February 19, 2010
The other day I was talking to someone about the statistic that supposedly claims people are more afraid of speaking in public than they are of dying–that is, people would rather die than speak in public. As Benjamin Disraeli said, "There are lies, there are damn lies, and there are statistics." And being a politician he was certainly well-acquainted with all three. I’ve really wondered who collected these statistics and if it was the same people who, several years ago, came to the conclusion that left-handers die significantly younger than right-handers. They arrived at this by interviewing people in nursing homes and finding that very few of them were left-handed, so obviously, they thought, all the left-handers died.

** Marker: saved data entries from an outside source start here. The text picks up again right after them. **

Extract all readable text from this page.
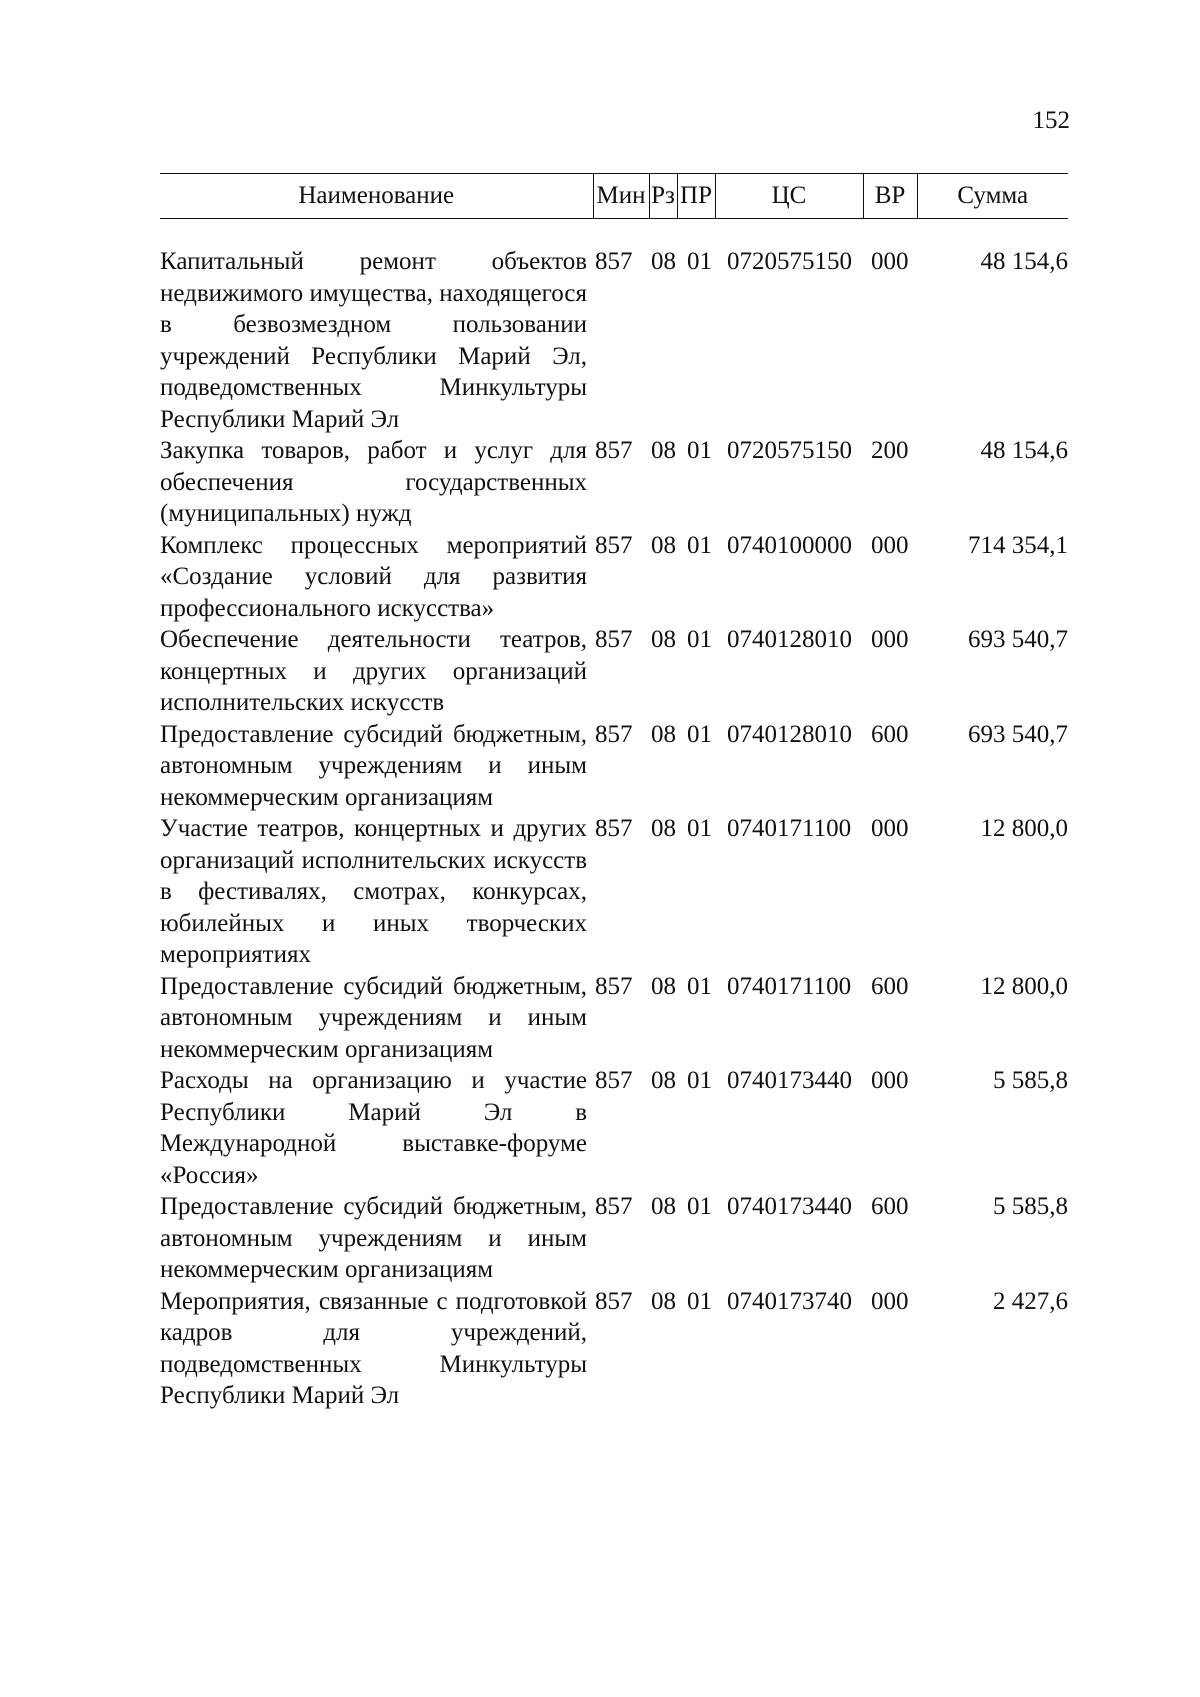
152
Наименование	Мин	Рз	ПР	ЦС	ВР	Сумма
Капитальный ремонт объектов недвижимого имущества, находящегося в безвозмездном пользовании учреждений Республики Марий Эл, подведомственных Минкультуры Республики Марий Эл	857	08	01	0720575150	000	48 154,6
Закупка товаров, работ и услуг для обеспечения государственных (муниципальных) нужд	857	08	01	0720575150	200	48 154,6
Комплекс процессных мероприятий «Создание условий для развития профессионального искусства»	857	08	01	0740100000	000	714 354,1
Обеспечение деятельности театров, концертных и других организаций исполнительских искусств	857	08	01	0740128010	000	693 540,7
Предоставление субсидий бюджетным, автономным учреждениям и иным некоммерческим организациям	857	08	01	0740128010	600	693 540,7
Участие театров, концертных и других организаций исполнительских искусств в фестивалях, смотрах, конкурсах, юбилейных и иных творческих мероприятиях	857	08	01	0740171100	000	12 800,0
Предоставление субсидий бюджетным, автономным учреждениям и иным некоммерческим организациям	857	08	01	0740171100	600	12 800,0
Расходы на организацию и участие Республики Марий Эл в Международной выставке-форуме «Россия»	857	08	01	0740173440	000	5 585,8
Предоставление субсидий бюджетным, автономным учреждениям и иным некоммерческим организациям	857	08	01	0740173440	600	5 585,8
Мероприятия, связанные с подготовкой кадров для учреждений, подведомственных Минкультуры Республики Марий Эл	857	08	01	0740173740	000	2 427,6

Being a southpaw myself I was pretty rattled by this news until I learned that the survey was flawed. The people in nursing homes came from a generation where most left-handed children were forced to do everything right-handed, unless it was play baseball where being left-handed can actually be an advantage. Well, it’s an advantage for some people. I’m a lousy baseball player myself, which is why I was second-baseman for the Cubs for three years, but that’s another story.
What I’ve always wondered about the public speaking or death statistic is how the original question was phrased. If you ask someone "What do you fear most?" you’re probably going to get a tremendous range of answers and for many people death may not even come to mind because, while it’s not something anyone I know really looks forward to, we’ve all got to cash in our chips eventually, whereas speaking in public is something not everyone will have to face and which anyone who’s really that terrified of it could probably get out of. On the other hand if some stranger came up to me and said, "Okay, your choices are speaking in public or death," I’d have to be pretty darn scared of public speaking to say, "Well, as long as the death is painless and doesn’t involve heights or centipedes…" No, my initial response would be, "Is there a podium or am I just going to have to stand up there by myself?" And if someone gave me those choices I’m pretty sure I’d consider that a threat, which is a lot scarier than public speaking, so I’d take the opportunity to talk to the crowd on a subject very dear to me. And that subject would be: Help, there’s a crazy guy who’s just threatened to kill me if I don’t get up here and speak, so could someone please call the police?